Le patron de la Bonne Mort
Jamais peut-être saint Joseph, patron de l’église dans laquelle la plupart des cent quatorze martyrs, béatifiés en 1926, auront passé leurs dernières heures, n’aura autant mérité son titre de patron de la bonne mort qu’en cette tragique fin d’été parisienne, quand il inspirera à ces hommes, issus d’un clergé que l’on croyait gangrené par l’esprit des Lumières, un sursaut d’authentique héroïsme chrétien et une confiance suffisante en Dieu pour préférer un martyre cruel à l’apostasie.
Au lendemain des massacres, les Carmes restent une prison où s’entassent à nouveau des centaines de suspects promis à la guillotine. Parmi eux, M. de Soyecourt, dont la fille, Camille, carmélite chassée de son couvent, parvient, en 1797, à racheter les bâtiments où elle réimplante une communauté carmélitaine.

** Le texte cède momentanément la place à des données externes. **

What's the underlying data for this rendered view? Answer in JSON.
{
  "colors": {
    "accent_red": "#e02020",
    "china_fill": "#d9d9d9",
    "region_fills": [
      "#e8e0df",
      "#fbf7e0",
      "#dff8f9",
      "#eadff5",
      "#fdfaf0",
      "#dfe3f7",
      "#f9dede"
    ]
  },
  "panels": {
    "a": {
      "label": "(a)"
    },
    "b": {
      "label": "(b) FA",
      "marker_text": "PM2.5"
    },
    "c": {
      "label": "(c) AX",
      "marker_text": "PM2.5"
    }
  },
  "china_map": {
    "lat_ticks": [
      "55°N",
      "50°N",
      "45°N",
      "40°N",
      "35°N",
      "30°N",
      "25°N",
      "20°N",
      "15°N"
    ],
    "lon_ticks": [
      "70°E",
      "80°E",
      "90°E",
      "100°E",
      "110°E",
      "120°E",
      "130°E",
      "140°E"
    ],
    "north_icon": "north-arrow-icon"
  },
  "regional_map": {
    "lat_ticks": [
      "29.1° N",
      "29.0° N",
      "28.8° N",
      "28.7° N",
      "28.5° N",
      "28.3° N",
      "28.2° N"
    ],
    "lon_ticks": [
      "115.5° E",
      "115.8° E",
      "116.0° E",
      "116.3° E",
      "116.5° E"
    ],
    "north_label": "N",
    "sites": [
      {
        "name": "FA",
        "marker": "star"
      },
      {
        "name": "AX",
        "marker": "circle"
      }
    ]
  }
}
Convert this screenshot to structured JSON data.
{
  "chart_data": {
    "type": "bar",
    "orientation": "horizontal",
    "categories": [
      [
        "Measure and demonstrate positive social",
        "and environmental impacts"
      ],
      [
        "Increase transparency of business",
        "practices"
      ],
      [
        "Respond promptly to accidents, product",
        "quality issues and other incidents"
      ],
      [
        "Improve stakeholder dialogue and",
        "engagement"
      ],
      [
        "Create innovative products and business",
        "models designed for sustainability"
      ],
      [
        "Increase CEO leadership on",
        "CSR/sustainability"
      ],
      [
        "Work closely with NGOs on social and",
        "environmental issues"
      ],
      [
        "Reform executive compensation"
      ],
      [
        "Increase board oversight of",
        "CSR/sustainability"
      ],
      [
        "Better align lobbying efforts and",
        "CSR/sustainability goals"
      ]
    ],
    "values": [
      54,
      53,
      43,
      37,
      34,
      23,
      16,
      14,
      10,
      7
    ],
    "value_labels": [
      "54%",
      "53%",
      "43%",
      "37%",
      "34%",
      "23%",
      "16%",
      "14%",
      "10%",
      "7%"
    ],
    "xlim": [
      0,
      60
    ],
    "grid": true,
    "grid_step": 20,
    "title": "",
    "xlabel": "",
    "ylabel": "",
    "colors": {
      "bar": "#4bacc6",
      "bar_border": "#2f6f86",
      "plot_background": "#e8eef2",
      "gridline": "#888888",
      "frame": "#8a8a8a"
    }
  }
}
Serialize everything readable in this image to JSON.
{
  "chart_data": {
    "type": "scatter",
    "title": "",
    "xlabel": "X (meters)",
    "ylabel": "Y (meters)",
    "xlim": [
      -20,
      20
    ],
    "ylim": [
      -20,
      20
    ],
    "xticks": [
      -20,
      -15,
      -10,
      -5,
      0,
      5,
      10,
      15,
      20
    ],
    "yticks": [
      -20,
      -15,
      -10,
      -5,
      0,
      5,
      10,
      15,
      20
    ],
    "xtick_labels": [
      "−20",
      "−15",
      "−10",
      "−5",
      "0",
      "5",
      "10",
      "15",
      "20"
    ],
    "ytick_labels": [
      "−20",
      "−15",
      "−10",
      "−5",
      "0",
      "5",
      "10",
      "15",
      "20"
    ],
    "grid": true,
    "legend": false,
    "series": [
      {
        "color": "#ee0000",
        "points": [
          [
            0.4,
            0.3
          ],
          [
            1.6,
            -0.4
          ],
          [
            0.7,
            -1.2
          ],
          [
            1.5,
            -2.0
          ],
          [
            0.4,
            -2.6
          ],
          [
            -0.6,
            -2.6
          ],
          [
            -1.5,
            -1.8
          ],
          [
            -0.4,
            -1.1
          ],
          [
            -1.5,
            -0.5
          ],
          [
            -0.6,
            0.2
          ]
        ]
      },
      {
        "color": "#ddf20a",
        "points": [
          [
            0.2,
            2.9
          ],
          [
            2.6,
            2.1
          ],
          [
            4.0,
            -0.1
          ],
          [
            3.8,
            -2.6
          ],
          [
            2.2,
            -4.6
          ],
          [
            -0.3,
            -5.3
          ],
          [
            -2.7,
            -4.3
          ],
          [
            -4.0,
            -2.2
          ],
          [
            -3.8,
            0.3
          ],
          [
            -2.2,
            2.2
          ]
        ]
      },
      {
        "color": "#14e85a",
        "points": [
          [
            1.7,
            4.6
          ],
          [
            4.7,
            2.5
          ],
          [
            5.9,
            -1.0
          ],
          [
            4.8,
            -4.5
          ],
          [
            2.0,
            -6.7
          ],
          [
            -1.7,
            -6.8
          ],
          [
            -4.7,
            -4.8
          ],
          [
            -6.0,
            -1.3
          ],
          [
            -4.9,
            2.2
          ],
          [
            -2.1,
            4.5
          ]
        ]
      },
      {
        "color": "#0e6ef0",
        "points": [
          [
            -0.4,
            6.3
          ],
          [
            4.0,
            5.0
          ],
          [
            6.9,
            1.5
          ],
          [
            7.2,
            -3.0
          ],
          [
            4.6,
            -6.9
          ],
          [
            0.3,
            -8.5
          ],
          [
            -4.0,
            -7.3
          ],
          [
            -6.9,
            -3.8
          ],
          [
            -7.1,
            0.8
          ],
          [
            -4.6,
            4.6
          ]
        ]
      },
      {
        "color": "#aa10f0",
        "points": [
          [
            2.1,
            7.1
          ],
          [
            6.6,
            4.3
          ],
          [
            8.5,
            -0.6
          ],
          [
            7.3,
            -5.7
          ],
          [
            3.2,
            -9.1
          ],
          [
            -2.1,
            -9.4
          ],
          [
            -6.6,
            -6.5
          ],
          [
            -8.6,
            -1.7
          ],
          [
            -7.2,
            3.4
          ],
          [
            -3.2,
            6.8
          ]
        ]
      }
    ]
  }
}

Celle-ci ayant déménagé, les Carmes accueillent, en 1841, une école ecclésiastique, à l’origine du futur Institut catholique de Paris, puis, entre 1849 et 1867, les dominicains refondés par Lacordaire.
Un lieu de mémoire
Les grands travaux haussmanniens et l’ouverture de la rue de Rennes conduisent, dans les années 1860, à la destruction d’une partie des jardins, et de la chapelle qui s’y trouvait, témoin, elle aussi, des massacres de Septembre. Ces terrassements ramènent à la surface les restes des victimes alors transférés, ainsi que les statues de la chapelle et autres objets de piété liés au souvenir de leur martyre, dans la crypte édifiée pour les recevoir sous l’église. Celle-ci abrite également un bas-relief de marbre représentant la Cène, rare et précieux vestige de l’abbaye Notre-Dame la Royale de Royaumont détruite pendant la Terreur.
Ainsi Saint-Joseph des Carmes, chapelle de la « Catho » parisienne, merveille patrimoniale, est-il d’abord et surtout un inestimable lieu de mémoire rappelant comment 113 prêtres, religieux, séminaristes, et un laïc, donnèrent ici leur vie pour ne pas renier les promesses de leur baptême.